There are no bad owners, only bad dogs


Desperate Housewife Sleeps Her Way to Lower Management.

Blah blah blah interesting, blah blah blah witty. That is as close as it's going to come today, reader. This weekend was spent in a mostly productive and therefore bowel-wrenchingly dull mode -- can I regale you with the tale of how I yanked all of the dead bamboo out of my back yard? No? Ha. Already did. I have so much bamboo in my driveway right now, I could open up my own Pier 1. I don't know how to bundle it for pick up without scarring myself even further, so I may just drag it into the pedophile's yard, douse it with gasoline, toss in a lit match, and watch the madcap antics ensue. I'll make sure to have the chase scene music from Benny Hill playing in my head as I watch.

I think that if I could have any superpower taken from an animal species, I would choose to shoot blood from my eyes whenever I'm angered. It's not like it would actually accomplish anything, but it would be so much fun. I'd be anemic after one day with this power!

Does anyone else work with someone like this? WorkSlut is getting a divorce. She has been talking about it for two years, but it seems it may actually happen soon. She used to be a marginally entertaining person to be around, but she has gradually become a person who sucks all of the oxygen from the room in her desperate need for attention. No matter what the topic of conversation is, she tries to switch it to herself: she wants a baby, her husband had an affair, her husband thinks she's fat, people keep gossiping about her. When she married, her husband already had a vasectomy and they BOTH agreed they didn't want children. Her husband had an affair, she had several affairs. Her husband doesn't think she's fat -- she likes to use this one around men so they can tell her she's hot. She starts her own rumors. She baby-talks whenever she needs extra attention and spends all day on the phone talking about her impending divorce and how she's going to keep the house. She has been sleeping around this company and our rather small industry for a while, and lies about her affairs all of the time.
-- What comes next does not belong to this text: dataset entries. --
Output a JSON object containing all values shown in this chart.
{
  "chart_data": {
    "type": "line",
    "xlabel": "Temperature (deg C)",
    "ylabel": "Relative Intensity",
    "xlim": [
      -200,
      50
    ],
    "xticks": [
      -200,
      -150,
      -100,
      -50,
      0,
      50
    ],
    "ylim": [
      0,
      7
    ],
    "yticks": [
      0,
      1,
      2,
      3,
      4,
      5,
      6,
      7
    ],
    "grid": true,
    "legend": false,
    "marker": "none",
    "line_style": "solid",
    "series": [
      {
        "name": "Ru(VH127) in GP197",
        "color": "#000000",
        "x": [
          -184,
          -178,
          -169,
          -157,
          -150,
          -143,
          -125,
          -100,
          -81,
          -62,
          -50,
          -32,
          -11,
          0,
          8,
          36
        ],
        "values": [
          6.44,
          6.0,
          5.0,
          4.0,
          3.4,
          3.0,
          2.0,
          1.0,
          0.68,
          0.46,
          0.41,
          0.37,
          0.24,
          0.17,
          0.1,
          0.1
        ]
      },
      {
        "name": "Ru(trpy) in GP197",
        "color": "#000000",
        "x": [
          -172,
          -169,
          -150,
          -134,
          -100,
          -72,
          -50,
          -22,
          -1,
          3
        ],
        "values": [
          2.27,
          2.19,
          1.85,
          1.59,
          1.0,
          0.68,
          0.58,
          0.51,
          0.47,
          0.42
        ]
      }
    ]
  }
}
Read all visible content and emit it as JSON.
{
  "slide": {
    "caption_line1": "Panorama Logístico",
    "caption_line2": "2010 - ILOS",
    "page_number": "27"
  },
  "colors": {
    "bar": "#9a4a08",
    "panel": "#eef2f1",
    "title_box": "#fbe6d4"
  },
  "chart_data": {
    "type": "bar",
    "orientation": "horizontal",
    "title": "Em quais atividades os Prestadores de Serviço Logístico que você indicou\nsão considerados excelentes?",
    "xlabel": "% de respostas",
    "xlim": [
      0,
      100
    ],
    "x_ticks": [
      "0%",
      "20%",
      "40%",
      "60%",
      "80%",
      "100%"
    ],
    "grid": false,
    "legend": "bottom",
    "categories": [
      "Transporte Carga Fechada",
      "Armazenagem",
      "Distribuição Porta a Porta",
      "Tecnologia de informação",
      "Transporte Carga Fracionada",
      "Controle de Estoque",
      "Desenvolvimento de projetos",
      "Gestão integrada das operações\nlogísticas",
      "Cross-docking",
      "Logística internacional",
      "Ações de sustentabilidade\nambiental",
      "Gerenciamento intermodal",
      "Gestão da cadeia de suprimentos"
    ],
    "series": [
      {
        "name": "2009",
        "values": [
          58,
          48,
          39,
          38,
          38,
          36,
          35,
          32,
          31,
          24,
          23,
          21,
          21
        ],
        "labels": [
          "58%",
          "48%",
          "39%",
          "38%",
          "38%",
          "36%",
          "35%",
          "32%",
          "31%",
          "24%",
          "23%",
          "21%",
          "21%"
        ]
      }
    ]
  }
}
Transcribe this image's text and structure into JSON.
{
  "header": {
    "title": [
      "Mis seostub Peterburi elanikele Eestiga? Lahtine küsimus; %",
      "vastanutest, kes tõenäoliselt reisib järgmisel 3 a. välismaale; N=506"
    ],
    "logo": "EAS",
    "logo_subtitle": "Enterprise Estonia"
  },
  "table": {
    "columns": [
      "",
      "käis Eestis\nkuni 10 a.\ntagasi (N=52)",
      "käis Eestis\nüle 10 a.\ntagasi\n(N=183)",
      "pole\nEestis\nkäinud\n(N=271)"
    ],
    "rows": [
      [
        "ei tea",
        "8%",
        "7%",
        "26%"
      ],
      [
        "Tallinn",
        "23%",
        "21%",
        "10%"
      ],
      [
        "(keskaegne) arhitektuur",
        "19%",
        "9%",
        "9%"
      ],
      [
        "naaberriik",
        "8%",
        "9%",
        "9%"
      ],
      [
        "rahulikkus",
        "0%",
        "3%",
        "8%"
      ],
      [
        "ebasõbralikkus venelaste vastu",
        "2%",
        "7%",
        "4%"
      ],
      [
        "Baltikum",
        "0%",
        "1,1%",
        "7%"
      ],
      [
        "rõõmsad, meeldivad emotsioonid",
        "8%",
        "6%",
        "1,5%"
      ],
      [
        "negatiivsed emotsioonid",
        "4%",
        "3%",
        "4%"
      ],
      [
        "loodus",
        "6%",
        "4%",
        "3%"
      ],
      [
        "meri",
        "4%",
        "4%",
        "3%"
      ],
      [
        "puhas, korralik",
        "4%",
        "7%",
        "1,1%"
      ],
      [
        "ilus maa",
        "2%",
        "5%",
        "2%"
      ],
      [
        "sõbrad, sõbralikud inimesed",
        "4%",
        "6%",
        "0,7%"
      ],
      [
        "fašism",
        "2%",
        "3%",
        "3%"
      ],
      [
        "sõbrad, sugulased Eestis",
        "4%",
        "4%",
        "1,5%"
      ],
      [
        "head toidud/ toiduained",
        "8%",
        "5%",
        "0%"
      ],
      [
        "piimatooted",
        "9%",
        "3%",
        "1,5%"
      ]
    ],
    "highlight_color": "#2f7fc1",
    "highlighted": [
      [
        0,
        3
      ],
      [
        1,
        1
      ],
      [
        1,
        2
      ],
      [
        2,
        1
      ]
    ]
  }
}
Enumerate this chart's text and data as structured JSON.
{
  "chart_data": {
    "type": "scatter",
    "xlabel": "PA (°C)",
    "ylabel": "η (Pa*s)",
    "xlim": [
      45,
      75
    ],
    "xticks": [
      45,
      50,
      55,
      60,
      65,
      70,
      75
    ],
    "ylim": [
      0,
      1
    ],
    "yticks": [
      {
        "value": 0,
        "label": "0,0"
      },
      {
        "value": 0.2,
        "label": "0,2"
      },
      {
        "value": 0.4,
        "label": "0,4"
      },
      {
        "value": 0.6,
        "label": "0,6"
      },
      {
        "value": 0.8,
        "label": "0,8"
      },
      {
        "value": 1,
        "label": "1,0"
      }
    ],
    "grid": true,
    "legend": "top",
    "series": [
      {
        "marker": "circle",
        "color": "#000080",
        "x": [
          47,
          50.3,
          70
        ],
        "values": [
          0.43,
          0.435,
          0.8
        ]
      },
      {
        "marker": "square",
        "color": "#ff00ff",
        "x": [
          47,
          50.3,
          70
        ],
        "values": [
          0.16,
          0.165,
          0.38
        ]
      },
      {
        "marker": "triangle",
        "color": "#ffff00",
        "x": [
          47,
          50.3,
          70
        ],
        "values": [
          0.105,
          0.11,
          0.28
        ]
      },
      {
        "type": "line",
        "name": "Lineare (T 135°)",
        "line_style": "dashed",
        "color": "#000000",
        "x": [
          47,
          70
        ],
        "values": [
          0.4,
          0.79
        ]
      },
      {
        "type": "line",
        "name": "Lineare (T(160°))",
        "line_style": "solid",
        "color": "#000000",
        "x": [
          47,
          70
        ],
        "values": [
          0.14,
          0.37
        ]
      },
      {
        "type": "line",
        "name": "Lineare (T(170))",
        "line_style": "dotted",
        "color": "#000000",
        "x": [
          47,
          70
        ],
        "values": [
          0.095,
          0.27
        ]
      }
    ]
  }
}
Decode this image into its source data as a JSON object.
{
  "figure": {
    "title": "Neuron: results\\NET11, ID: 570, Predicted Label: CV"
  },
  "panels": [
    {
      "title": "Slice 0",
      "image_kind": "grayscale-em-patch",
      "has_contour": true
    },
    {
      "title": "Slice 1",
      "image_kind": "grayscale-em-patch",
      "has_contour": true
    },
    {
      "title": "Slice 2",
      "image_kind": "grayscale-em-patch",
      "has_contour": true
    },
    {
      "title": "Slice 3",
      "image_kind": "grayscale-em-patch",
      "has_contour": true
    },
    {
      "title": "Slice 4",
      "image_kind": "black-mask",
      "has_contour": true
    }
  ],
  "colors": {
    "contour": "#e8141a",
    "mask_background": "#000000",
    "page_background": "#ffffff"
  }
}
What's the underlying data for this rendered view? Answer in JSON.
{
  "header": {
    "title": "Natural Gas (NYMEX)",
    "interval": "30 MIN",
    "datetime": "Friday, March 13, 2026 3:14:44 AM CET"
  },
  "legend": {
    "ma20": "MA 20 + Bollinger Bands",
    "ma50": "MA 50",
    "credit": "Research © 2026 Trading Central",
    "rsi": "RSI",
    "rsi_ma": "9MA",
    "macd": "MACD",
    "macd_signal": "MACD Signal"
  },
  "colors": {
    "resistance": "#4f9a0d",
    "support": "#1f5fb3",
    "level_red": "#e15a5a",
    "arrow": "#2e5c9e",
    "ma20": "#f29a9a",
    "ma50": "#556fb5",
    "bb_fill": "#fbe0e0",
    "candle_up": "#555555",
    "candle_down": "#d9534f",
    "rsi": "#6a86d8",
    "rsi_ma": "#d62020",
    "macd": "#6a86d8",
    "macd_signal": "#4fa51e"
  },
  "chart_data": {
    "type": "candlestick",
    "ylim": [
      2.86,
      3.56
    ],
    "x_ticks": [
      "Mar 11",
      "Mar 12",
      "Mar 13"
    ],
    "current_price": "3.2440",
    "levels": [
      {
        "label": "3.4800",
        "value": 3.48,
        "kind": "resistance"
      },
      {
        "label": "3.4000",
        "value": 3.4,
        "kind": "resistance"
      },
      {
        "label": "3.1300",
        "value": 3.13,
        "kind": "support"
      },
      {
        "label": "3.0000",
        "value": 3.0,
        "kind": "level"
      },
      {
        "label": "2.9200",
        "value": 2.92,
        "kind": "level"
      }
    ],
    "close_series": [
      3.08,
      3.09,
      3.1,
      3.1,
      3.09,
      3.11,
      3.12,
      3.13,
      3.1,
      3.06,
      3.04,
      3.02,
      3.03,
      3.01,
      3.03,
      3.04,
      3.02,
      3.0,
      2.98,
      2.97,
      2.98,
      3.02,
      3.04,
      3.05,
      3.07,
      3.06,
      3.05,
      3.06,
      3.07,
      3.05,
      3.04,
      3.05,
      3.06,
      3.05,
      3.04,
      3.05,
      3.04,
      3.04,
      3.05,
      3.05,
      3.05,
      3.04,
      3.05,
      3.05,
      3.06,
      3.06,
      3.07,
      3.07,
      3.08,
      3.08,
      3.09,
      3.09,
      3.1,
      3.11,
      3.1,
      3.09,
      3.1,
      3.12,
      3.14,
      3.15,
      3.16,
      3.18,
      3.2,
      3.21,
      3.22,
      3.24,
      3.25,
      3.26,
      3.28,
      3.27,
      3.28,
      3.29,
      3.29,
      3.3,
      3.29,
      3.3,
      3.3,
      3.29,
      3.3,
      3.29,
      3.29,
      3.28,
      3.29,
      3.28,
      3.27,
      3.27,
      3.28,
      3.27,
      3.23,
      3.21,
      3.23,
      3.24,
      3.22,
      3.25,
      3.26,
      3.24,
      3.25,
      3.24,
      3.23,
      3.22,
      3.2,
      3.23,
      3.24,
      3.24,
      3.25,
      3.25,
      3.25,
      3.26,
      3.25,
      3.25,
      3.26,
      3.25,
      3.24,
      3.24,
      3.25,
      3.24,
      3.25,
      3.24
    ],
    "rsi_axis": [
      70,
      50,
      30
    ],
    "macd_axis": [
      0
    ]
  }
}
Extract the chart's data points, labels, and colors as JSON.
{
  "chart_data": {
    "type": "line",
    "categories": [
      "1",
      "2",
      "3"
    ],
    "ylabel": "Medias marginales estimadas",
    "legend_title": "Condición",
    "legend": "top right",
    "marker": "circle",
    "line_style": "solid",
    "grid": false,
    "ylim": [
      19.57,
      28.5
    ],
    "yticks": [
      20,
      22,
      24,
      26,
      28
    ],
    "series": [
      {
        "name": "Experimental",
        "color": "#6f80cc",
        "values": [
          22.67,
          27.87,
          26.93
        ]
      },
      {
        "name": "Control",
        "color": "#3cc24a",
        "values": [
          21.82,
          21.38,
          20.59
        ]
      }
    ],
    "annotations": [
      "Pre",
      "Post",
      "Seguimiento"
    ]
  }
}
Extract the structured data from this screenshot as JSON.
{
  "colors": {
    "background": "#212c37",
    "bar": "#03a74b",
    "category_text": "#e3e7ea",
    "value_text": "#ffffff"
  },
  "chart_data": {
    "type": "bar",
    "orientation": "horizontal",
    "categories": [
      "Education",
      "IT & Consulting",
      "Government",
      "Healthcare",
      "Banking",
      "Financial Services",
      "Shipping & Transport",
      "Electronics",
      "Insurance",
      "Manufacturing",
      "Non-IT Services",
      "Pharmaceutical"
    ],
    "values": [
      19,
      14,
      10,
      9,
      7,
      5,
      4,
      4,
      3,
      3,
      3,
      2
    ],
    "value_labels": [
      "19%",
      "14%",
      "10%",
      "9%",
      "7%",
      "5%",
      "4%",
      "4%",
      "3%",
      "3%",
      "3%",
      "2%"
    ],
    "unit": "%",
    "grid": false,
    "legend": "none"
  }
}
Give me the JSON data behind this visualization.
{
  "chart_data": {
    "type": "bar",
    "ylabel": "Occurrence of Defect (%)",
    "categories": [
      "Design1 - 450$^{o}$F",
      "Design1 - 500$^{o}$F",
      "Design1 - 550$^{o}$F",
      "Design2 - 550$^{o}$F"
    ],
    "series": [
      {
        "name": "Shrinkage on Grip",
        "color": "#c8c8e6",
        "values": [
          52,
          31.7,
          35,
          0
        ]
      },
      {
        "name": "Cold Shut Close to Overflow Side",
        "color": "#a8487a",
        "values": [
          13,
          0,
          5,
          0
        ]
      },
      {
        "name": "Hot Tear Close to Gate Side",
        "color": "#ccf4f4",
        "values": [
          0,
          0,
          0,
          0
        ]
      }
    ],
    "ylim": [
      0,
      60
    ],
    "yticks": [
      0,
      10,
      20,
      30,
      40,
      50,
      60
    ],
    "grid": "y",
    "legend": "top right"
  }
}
She tells different lies to different people instead of being consistent and telling everyone the same thing. My favorite WorkSlut drama involves me. One night when I was walking my trash hounds, we went past her house which is only a couple of blocks from mine. Her husband was out of town. She was home, however, with the VP of our company who had just given her a big temporary promotion. The sight of this freaked me out because I like to pretend that I live in a world where hard work makes a difference. They saw me walking away, apparently, because they went into full panic denial mode (he's married, too). So she called me about ten times but I was already on the phone with greggers and Tina, so I didn't switch over because I knew it was her. She left two messages with stories about how VP dude was looking to buy a house and she just wanted to show him the neighborhood (at 9:30 p.m.), blah blah. The only people I told were those two already mentioned, both of whom have a vault like Fort Knox. But the next day, certain that I was going to tell everyone I knew that I'd seen him at her house, explaining her sudden rise in the company structure, she began a disinformation campaign. The only problem being that there was no information to discredit. Therefore, she started her own rumors about sleeping with the VP, then got mad that there were rumors.

It was entertaining for a while, but now I'm just too tired of it. Does that make me a bad person? If I go ahead and make it so she can't bother me no more, then am I a bad person? The bottom line is, how can I become a seriously worse person in this situation?